Brink of Consciousness: Dorian Gray Syndrome (Collector's Edition)
Year Published: 2011
Publisher: Plug in Digital
Developer: MagicIndie

Brink of Consciousness: Dorian Gray Syndrome is a hidden object game that I feel I should like more than I do, but even after two replays, I am unable to warm up to it. It's another in the horror subgenre like Mountain Crime: Requital where you find dead bodies at every turn, the villain taunts you from screen-to-screen, and even manipulates you into a similar sour-tasting ending in the bonus chapter. It was also the first of many HOG's I would play that featured unseen characters talking to you over loudspeakers, which is a trope that wore out on me rather quickly.



Oscar's twisted idea of art.

The subtitle of the game comes from Oscar Wilde's 1890 novel, The Picture of Dorian Gray. The game's villain, Oscar (named for the author) has an obsession with eternal youth, much like the titular character of the book. To satiate his desires, he murders "young and beautiful" people and turns them into works of art in his mansion. As investigative reporter Sam Wilde (also named for the author), you enter Oscar's home in search of your girlfriend, Anna, who has become his latest kidnapping victim.

What transpires is an okay enough hidden object game, but the story and some of the aesthetic choices keep getting in the way of it, almost literally. Every screen has Oscar and/or Anna talking to you in big blocks of dialogue over loudspeakers. Sometimes they start rambling even when you do something as simple as open a locked door or solve a puzzle. It wasn't long before I found myself tuning them out while I tried to make progress.

Other aggravating sound effect choices are heavy breathing in some scenes and my character constantly coughing. I don't understand the latter at all. Is he a chain smoker? Is he sick? Did someone recording sounds for the game have a cough and it got left in? I have no idea.



Don't know if I get why his nanny was a witch, but okay.

It seems like Oscar is meant to be a sympathetic villain, but I find him annoying and entitled. Texts scattered here and there suggest he has mental health problems, and there's even a padded cell in one of his mansion's rooms. The "Mental Health as Villain" trope is tired and offensive - I'm no more fond of it here than I was in Escape From Ravenhearst - but it's even worse here as he also fancies himself an artist, so the game can offend two groups with one serial killer.

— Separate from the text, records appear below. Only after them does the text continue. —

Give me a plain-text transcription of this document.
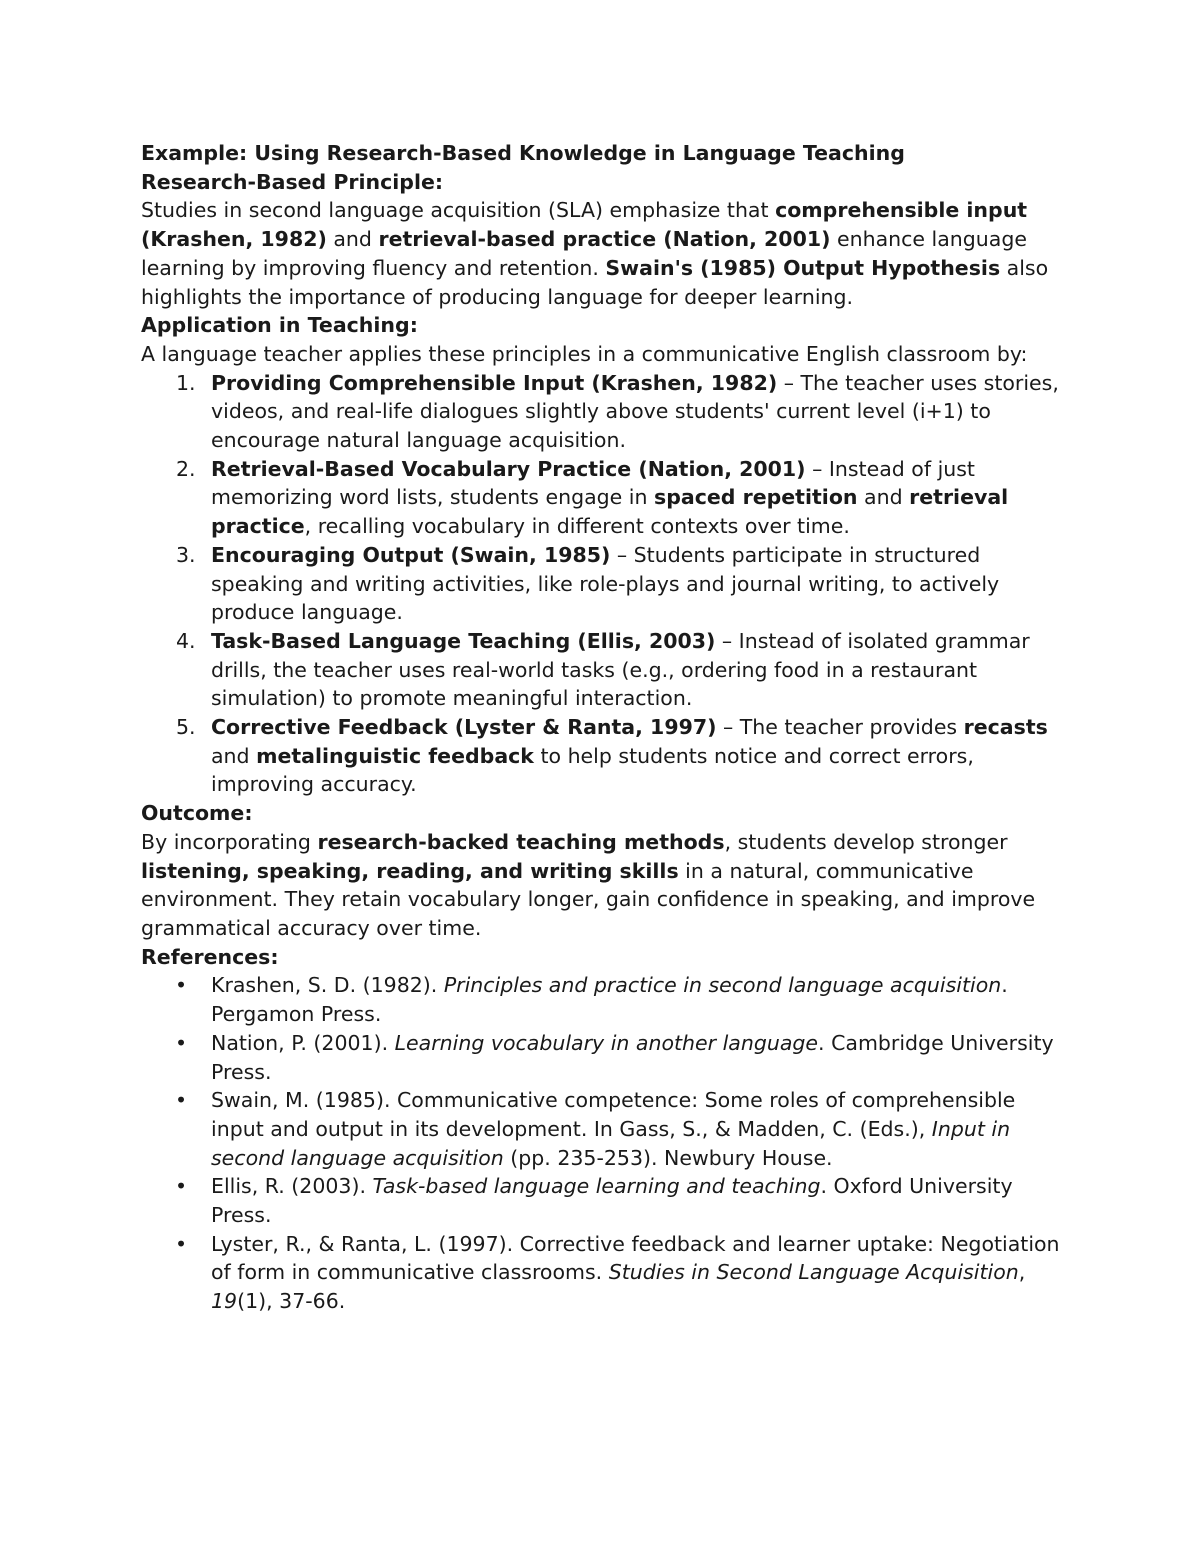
Example: Using Research-Based Knowledge in Language Teaching
Research-Based Principle:

Studies in second language acquisition (SLA) emphasize that comprehensible input (Krashen, 1982) and retrieval-based practice (Nation, 2001) enhance language learning by improving fluency and retention. Swain's (1985) Output Hypothesis also highlights the importance of producing language for deeper learning.

Application in Teaching:

A language teacher applies these principles in a communicative English classroom by:

1. Providing Comprehensible Input (Krashen, 1982) – The teacher uses stories, videos, and real-life dialogues slightly above students' current level (i+1) to encourage natural language acquisition.
2. Retrieval-Based Vocabulary Practice (Nation, 2001) – Instead of just memorizing word lists, students engage in spaced repetition and retrieval practice, recalling vocabulary in different contexts over time.
3. Encouraging Output (Swain, 1985) – Students participate in structured speaking and writing activities, like role-plays and journal writing, to actively produce language.
4. Task-Based Language Teaching (Ellis, 2003) – Instead of isolated grammar drills, the teacher uses real-world tasks (e.g., ordering food in a restaurant simulation) to promote meaningful interaction.
5. Corrective Feedback (Lyster & Ranta, 1997) – The teacher provides recasts and metalinguistic feedback to help students notice and correct errors, improving accuracy.
Outcome:

By incorporating research-backed teaching methods, students develop stronger listening, speaking, reading, and writing skills in a natural, communicative environment. They retain vocabulary longer, gain confidence in speaking, and improve grammatical accuracy over time.

References:
• Krashen, S. D. (1982). Principles and practice in second language acquisition. Pergamon Press.
• Nation, P. (2001). Learning vocabulary in another language. Cambridge University Press.
• Swain, M. (1985). Communicative competence: Some roles of comprehensible input and output in its development. In Gass, S., & Madden, C. (Eds.), Input in second language acquisition (pp. 235-253). Newbury House.
• Ellis, R. (2003). Task-based language learning and teaching. Oxford University Press.
• Lyster, R., & Ranta, L. (1997). Corrective feedback and learner uptake: Negotiation of form in communicative classrooms. Studies in Second Language Acquisition, 19(1), 37-66.
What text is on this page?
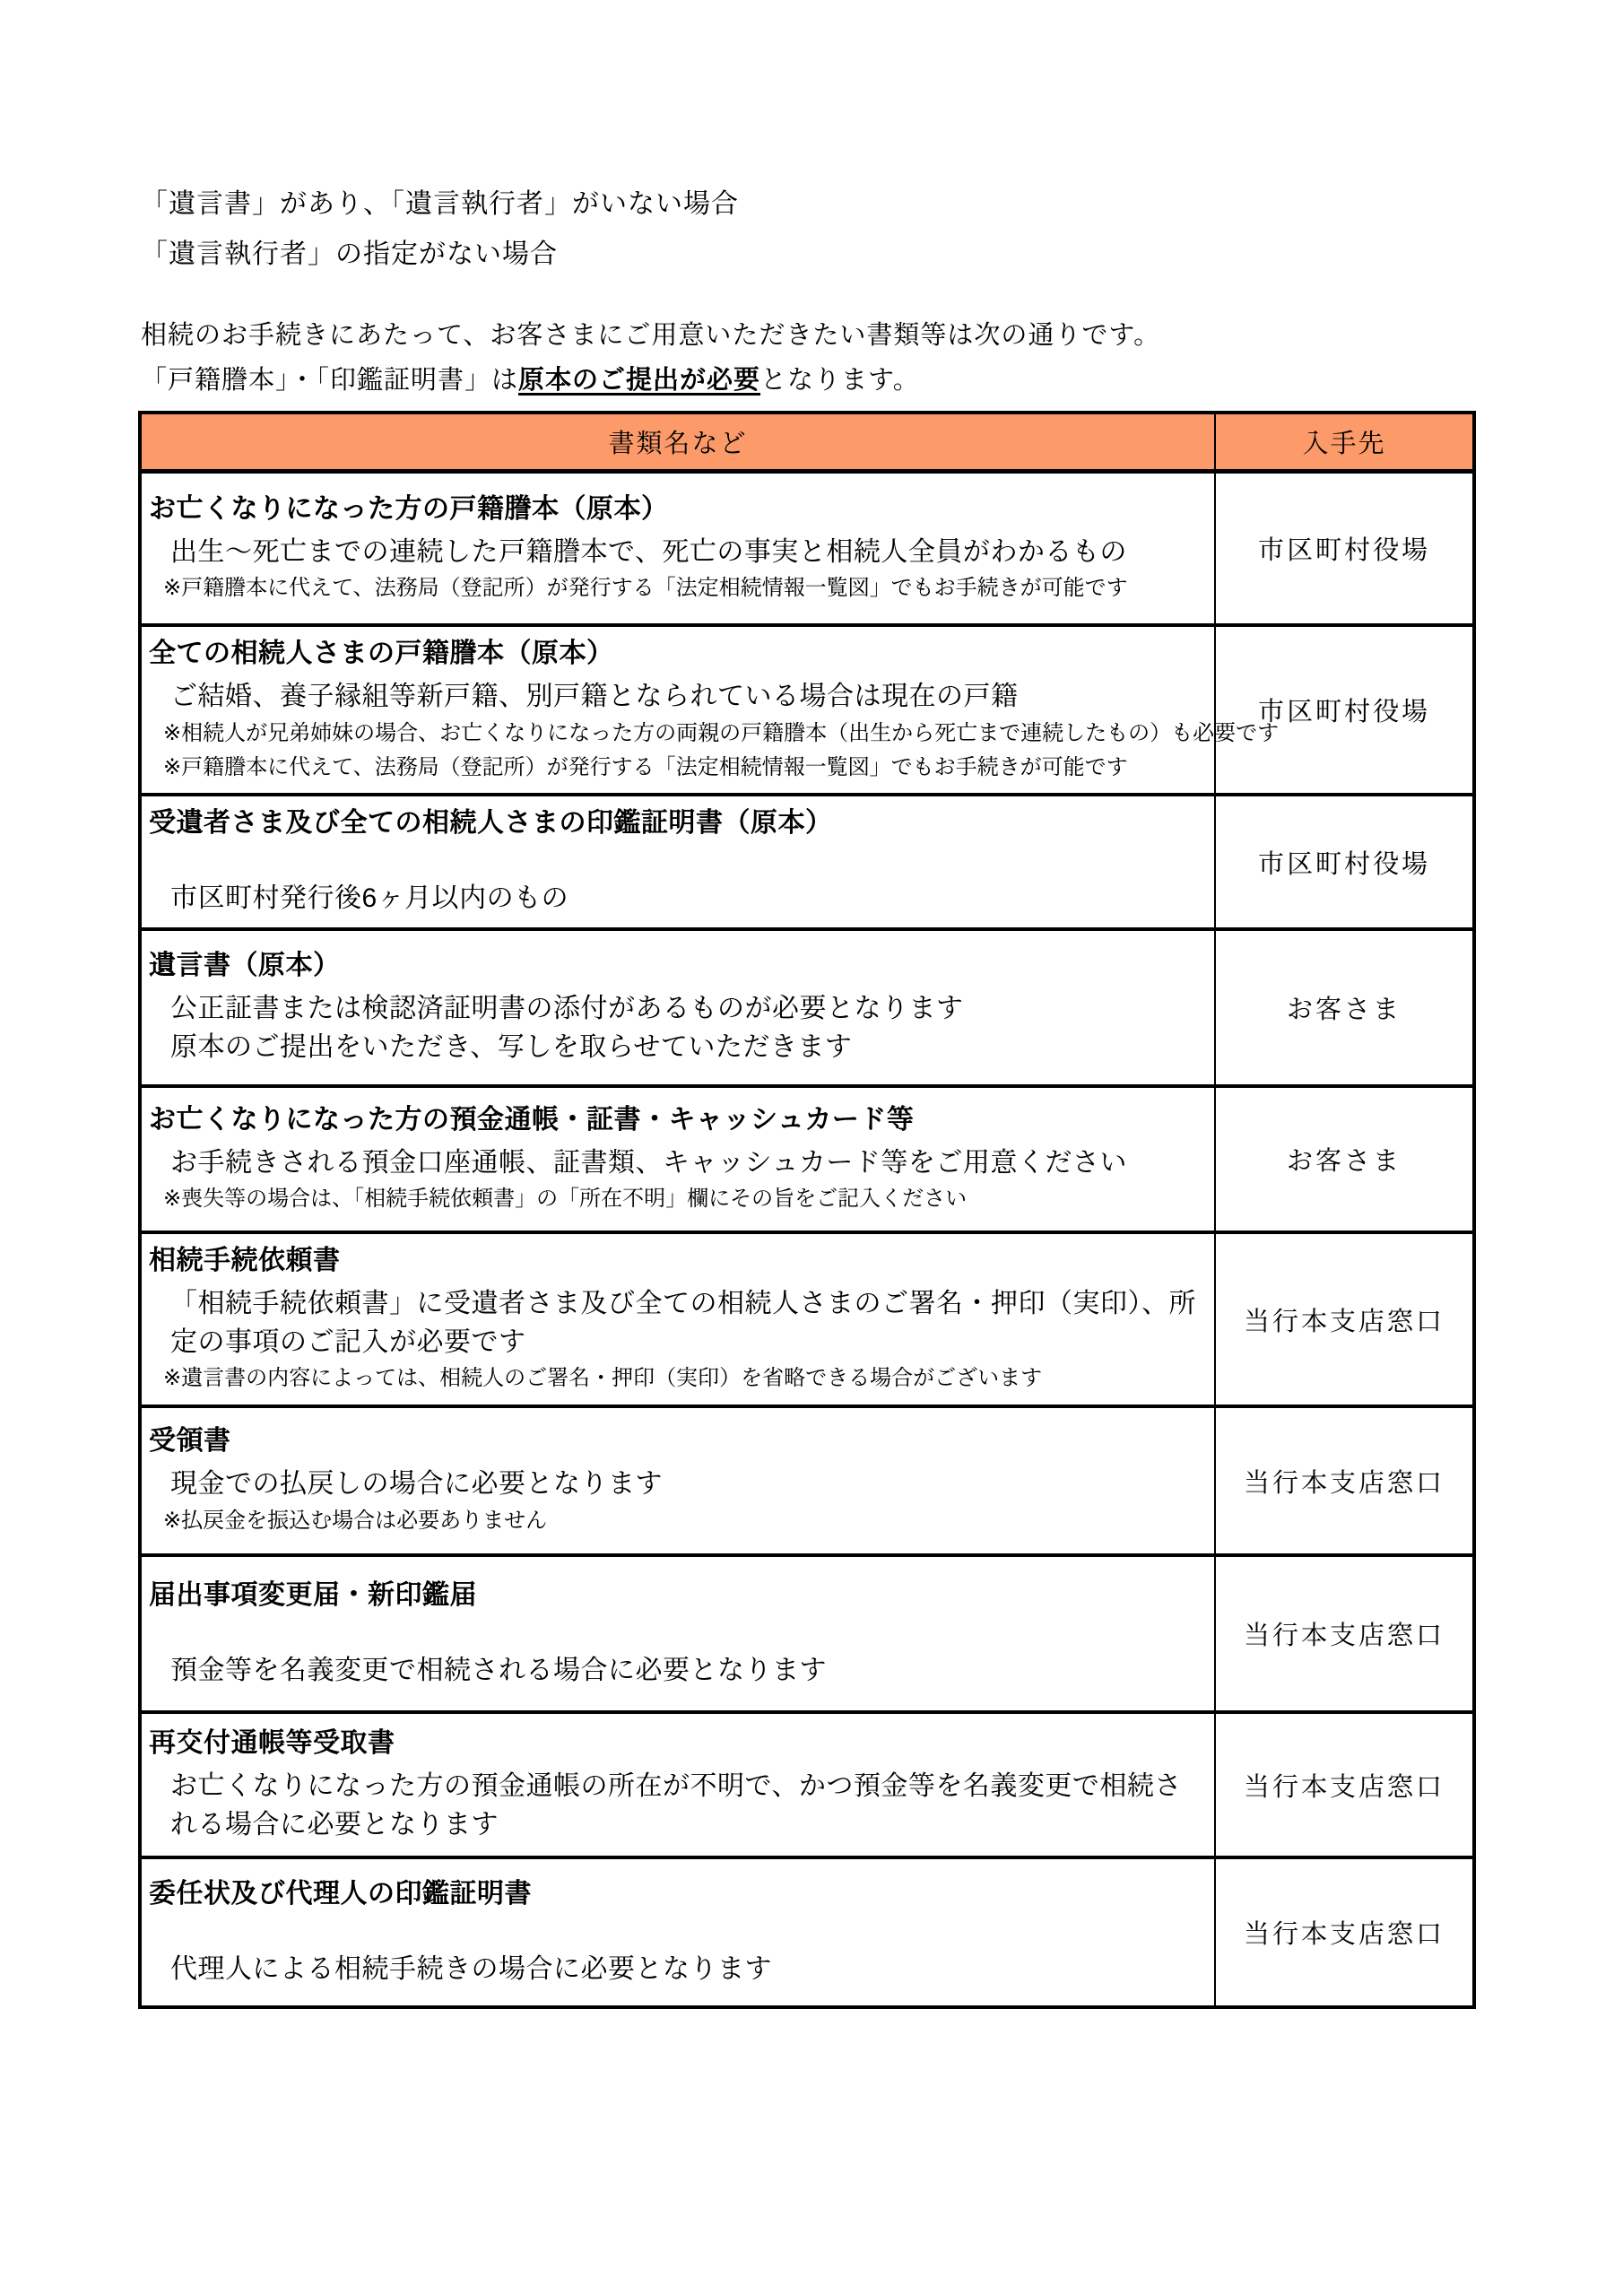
「遺言書」があり、「遺言執行者」がいない場合
「遺言執行者」の指定がない場合
相続のお手続きにあたって、お客さまにご用意いただきたい書類等は次の通りです。
「戸籍謄本」・「印鑑証明書」は原本のご提出が必要となります。
書類名など	入手先

お亡くなりになった方の戸籍謄本（原本）
出生～死亡までの連続した戸籍謄本で、死亡の事実と相続人全員がわかるもの
※戸籍謄本に代えて、法務局（登記所）が発行する「法定相続情報一覧図」でもお手続きが可能です	市区町村役場

全ての相続人さまの戸籍謄本（原本）
ご結婚、養子縁組等新戸籍、別戸籍となられている場合は現在の戸籍
※相続人が兄弟姉妹の場合、お亡くなりになった方の両親の戸籍謄本（出生から死亡まで連続したもの）も必要です
※戸籍謄本に代えて、法務局（登記所）が発行する「法定相続情報一覧図」でもお手続きが可能です	市区町村役場

受遺者さま及び全ての相続人さまの印鑑証明書（原本）
市区町村発行後6ヶ月以内のもの	市区町村役場

遺言書（原本）
公正証書または検認済証明書の添付があるものが必要となります
原本のご提出をいただき、写しを取らせていただきます	お客さま

お亡くなりになった方の預金通帳・証書・キャッシュカード等
お手続きされる預金口座通帳、証書類、キャッシュカード等をご用意ください
※喪失等の場合は、「相続手続依頼書」の「所在不明」欄にその旨をご記入ください	お客さま

相続手続依頼書
「相続手続依頼書」に受遺者さま及び全ての相続人さまのご署名・押印（実印）、所定の事項のご記入が必要です
※遺言書の内容によっては、相続人のご署名・押印（実印）を省略できる場合がございます	当行本支店窓口

受領書
現金での払戻しの場合に必要となります
※払戻金を振込む場合は必要ありません	当行本支店窓口

届出事項変更届・新印鑑届
預金等を名義変更で相続される場合に必要となります	当行本支店窓口

再交付通帳等受取書
お亡くなりになった方の預金通帳の所在が不明で、かつ預金等を名義変更で相続される場合に必要となります	当行本支店窓口

委任状及び代理人の印鑑証明書
代理人による相続手続きの場合に必要となります	当行本支店窓口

I think Oscar's real problem is that he has more money than he knows what to do with, and he's not used to suffering consequences. It's no wonder. The police are clueless about the kidnappings, even though a majority of them had some personal connection to Oscar.



The mysterious double doors on the right can never be opened.

Oscar's mansion, Goldvale, attests to his wealth. It's huge. It's one of the biggest I've ever seen in a hidden object game, so much so that I wondered after my first play if I missed any rooms. While HOG's don't typically have unused rooms, there is a set of doors that can never be opened, suggesting Oscar's abode may have been intended to be even bigger. Thankfully, there's an in-game map, but it doesn't offer fast travel, so you'll be doing a lot of backtracking, including up and down an elevator whose animation can't be skipped - another HOG cliche I sorely despise.

Of special note is that I have completed the game three times, and I have always skipped the final puzzle. It's ridiculously complicated beyond anything I've ever seen in a HOG before, and I have tried solving it by following the exact instructions in the game's guide, and it still ends up unsolved. So, it would seem there's a mistake in their directions somewhere, indicating the puzzle is too complex even for whoever wrote the guide.



Oscar should've just invested in some wax figures and saved us all the trouble.

For all the good and bad there is, I may have been willing to leave the game on a slightly more positive note (heck, I even laughed at how Oscar was defeated), but then came the totally unnecessary and even more nonsensical bonus chapter, which I guess exists because the devs really like Oscar and wanted him to have the last laugh. Even when I am not emotionally invested in the actual character I am playing as, slights like this always feel more intended at the player, which raises the question of why devs like punishing them.

Brink of Consciousness has a "Very Positive" rating on Steam, so it has its fans. Personally, I wouldn't have minded not having this game in my consciousness or subconsciousness, and I don't plan to ever play it again.